Aluno de faculdade mal avaliada pelo MEC não tem direito ao Fies

Os alunos de Direito da Universidade Barramansense não poderão se inscrever no Fundo de Financiamento ao Estudante do Ensino Superior (Fies), já que a faculdade foi reprovada pelo Ministério da Educação. A decisão é da Turma Especializada do Tribunal Regional Federal da 2ª Região, que negou pedido do Ministério Público Federal contra a União.

O Fies financia com dinheiro público alunos de baixa renda em cursos superiores de escolas particulares. Ao final do curso, quando já estiver trabalhando, ele deve pagar à União o que recebeu como bolsa de estudos. Para candidatar-se ao Fies, os alunos devem estar matriculados em instituições, cadastradas no programa e com avaliação positiva no MEC. No entanto, a universidade teve sucessivos conceitos baixos no Enade, que avalia a qualidade do ensino superior no Brasil.

O MPF queria que os alunos da universidade pudessem se inscrever no programa. Na 4ª Vara Federal de Volta Redonda, o pedido foi aceito. A União foi condenada a restabelecer a inscrição em dez dias sob multa diária de R$ 2 mil.

Para o juiz convocado Theophilo Miguel, relator, a avaliação negativa dos cursos de Direito é reflexo da formação precária dada em algumas universidades brasileiras, que não têm padrão de qualidade no ensino.

“Não há dúvida que cursos com baixo desempenho e formação deficitária em nada contribuem para o pleno desenvolvimento da pessoa do estudante, seu preparo para o exercício da cidadania e sua qualificação para o trabalho. Perfeitamente razoável, portanto, a norma contida no art. 1º da Lei 10.260/01, que condiciona a obtenção do financiamento pelo estudante à avaliação positiva do curso em que se encontra matriculado”, afirmou o relator.

Já a Portaria 1.725/01, do MEC, também questionada na ação, explicita que “são considerados cursos com avaliação positiva aqueles regularmente conhecidos, exceto quando tenham obtido exclusivamente conceitos D ou E nas três últimas avaliações realizadas pelo Exame Nacional de Cursos”.

Processo 2002.51.04.001029-1

Revista Consultor Jurídico, 16 de outubro de 2008, 19h32

Comentários de leitores

5 comentários

Era só o que faltava: financiar com dinheiro pú...

André Cruz de Aguiar - Vironda e Giacon Advogados (Advogado Associado a Escritório - Civil)

Era só o que faltava: financiar com dinheiro público faculdade de Direito ruim. Concordo com a negativa de financiamento, até porque o Estado tem o direito de estipular pré-requisitos para a concessão do financiamento, em especial os de qualidade do ensino, até para atender os princípios de Direito Administrativo inseridos no art. 37 da Constituição Federal, dentre os quais o da MORALIDADE e EFICIÊNCIA, que são esquecidos por essas verdadeiras fábricas de bacharéis.

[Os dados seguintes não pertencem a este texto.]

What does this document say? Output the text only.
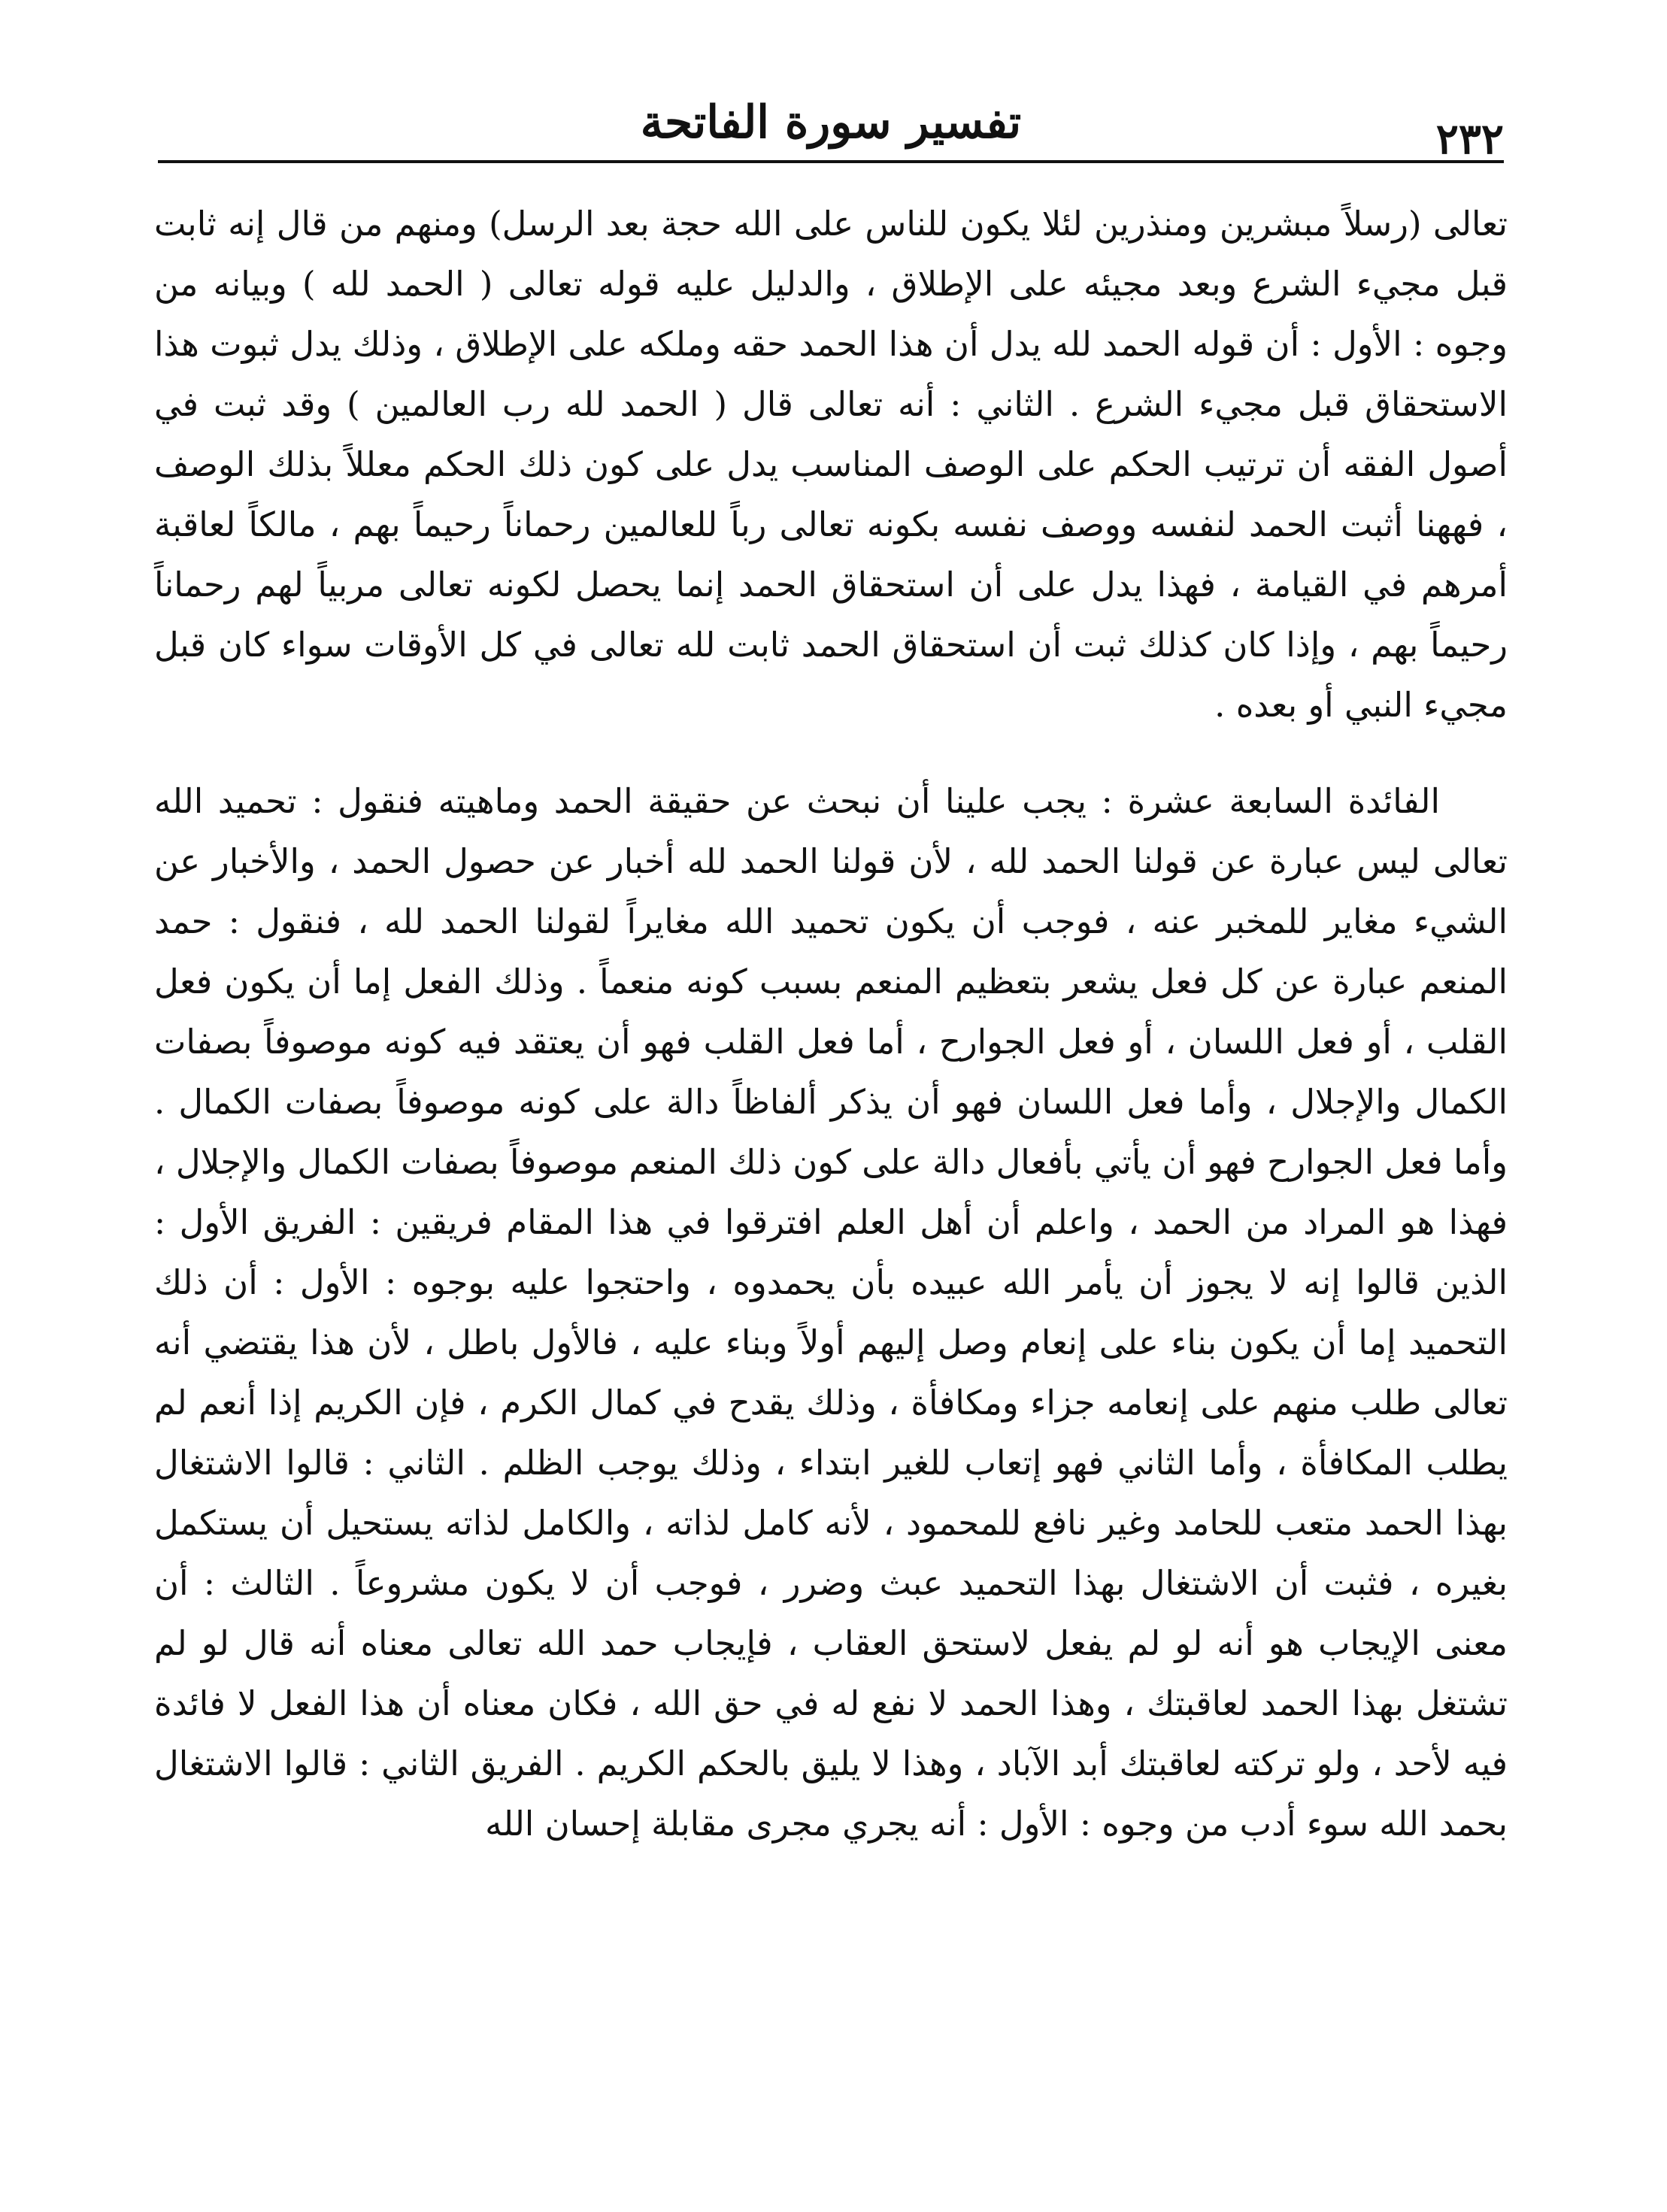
٢٣٢
تفسير سورة الفاتحة

تعالى (رسلاً مبشرين ومنذرين لئلا يكون للناس على الله حجة بعد الرسل) ومنهم من قال إنه ثابت قبل مجيء الشرع وبعد مجيئه على الإطلاق ، والدليل عليه قوله تعالى ( الحمد لله ) وبيانه من وجوه : الأول : أن قوله الحمد لله يدل أن هذا الحمد حقه وملكه على الإطلاق ، وذلك يدل ثبوت هذا الاستحقاق قبل مجيء الشرع . الثاني : أنه تعالى قال ( الحمد لله رب العالمين ) وقد ثبت في أصول الفقه أن ترتيب الحكم على الوصف المناسب يدل على كون ذلك الحكم معللاً بذلك الوصف ، فههنا أثبت الحمد لنفسه ووصف نفسه بكونه تعالى رباً للعالمين رحماناً رحيماً بهم ، مالكاً لعاقبة أمرهم في القيامة ، فهذا يدل على أن استحقاق الحمد إنما يحصل لكونه تعالى مربياً لهم رحماناً رحيماً بهم ، وإذا كان كذلك ثبت أن استحقاق الحمد ثابت لله تعالى في كل الأوقات سواء كان قبل مجيء النبي أو بعده .

الفائدة السابعة عشرة : يجب علينا أن نبحث عن حقيقة الحمد وماهيته فنقول : تحميد الله تعالى ليس عبارة عن قولنا الحمد لله ، لأن قولنا الحمد لله أخبار عن حصول الحمد ، والأخبار عن الشيء مغاير للمخبر عنه ، فوجب أن يكون تحميد الله مغايراً لقولنا الحمد لله ، فنقول : حمد المنعم عبارة عن كل فعل يشعر بتعظيم المنعم بسبب كونه منعماً . وذلك الفعل إما أن يكون فعل القلب ، أو فعل اللسان ، أو فعل الجوارح ، أما فعل القلب فهو أن يعتقد فيه كونه موصوفاً بصفات الكمال والإجلال ، وأما فعل اللسان فهو أن يذكر ألفاظاً دالة على كونه موصوفاً بصفات الكمال . وأما فعل الجوارح فهو أن يأتي بأفعال دالة على كون ذلك المنعم موصوفاً بصفات الكمال والإجلال ، فهذا هو المراد من الحمد ، واعلم أن أهل العلم افترقوا في هذا المقام فريقين : الفريق الأول : الذين قالوا إنه لا يجوز أن يأمر الله عبيده بأن يحمدوه ، واحتجوا عليه بوجوه : الأول : أن ذلك التحميد إما أن يكون بناء على إنعام وصل إليهم أولاً وبناء عليه ، فالأول باطل ، لأن هذا يقتضي أنه تعالى طلب منهم على إنعامه جزاء ومكافأة ، وذلك يقدح في كمال الكرم ، فإن الكريم إذا أنعم لم يطلب المكافأة ، وأما الثاني فهو إتعاب للغير ابتداء ، وذلك يوجب الظلم . الثاني : قالوا الاشتغال بهذا الحمد متعب للحامد وغير نافع للمحمود ، لأنه كامل لذاته ، والكامل لذاته يستحيل أن يستكمل بغيره ، فثبت أن الاشتغال بهذا التحميد عبث وضرر ، فوجب أن لا يكون مشروعاً . الثالث : أن معنى الإيجاب هو أنه لو لم يفعل لاستحق العقاب ، فإيجاب حمد الله تعالى معناه أنه قال لو لم تشتغل بهذا الحمد لعاقبتك ، وهذا الحمد لا نفع له في حق الله ، فكان معناه أن هذا الفعل لا فائدة فيه لأحد ، ولو تركته لعاقبتك أبد الآباد ، وهذا لا يليق بالحكم الكريم . الفريق الثاني : قالوا الاشتغال بحمد الله سوء أدب من وجوه : الأول : أنه يجري مجرى مقابلة إحسان الله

É isso aí: tem que abaixar o que está raso! Mor...

JOHN098 (Arquiteto)

É isso aí: tem que abaixar o que está raso! Morte às tartarugas de pena verde!!

Não cabe a um Governo "democrático" , proibir o...

A.G. Moreira (Consultor)

Não cabe a um Governo "democrático" , proibir ou determinar a Faculdade em que o aluno deverá se formar ! ! ! Muito menos, o governo pode discriminar e privar o aluno de financiamento , com dinheiro público, alegando que a Faculdade não tem uma boa avaliação ! ! ! O que cabe, compete e é dever do Estado é interditar , fechar e cassar o registro no MEC a Instituições de Ensino desqualificadas e reprovadas ! ! ! Finalmente, o Estado em vez de negar o financiamento, tem o dever constitucional, de proporcionar a formação , gratuitamente ! ! !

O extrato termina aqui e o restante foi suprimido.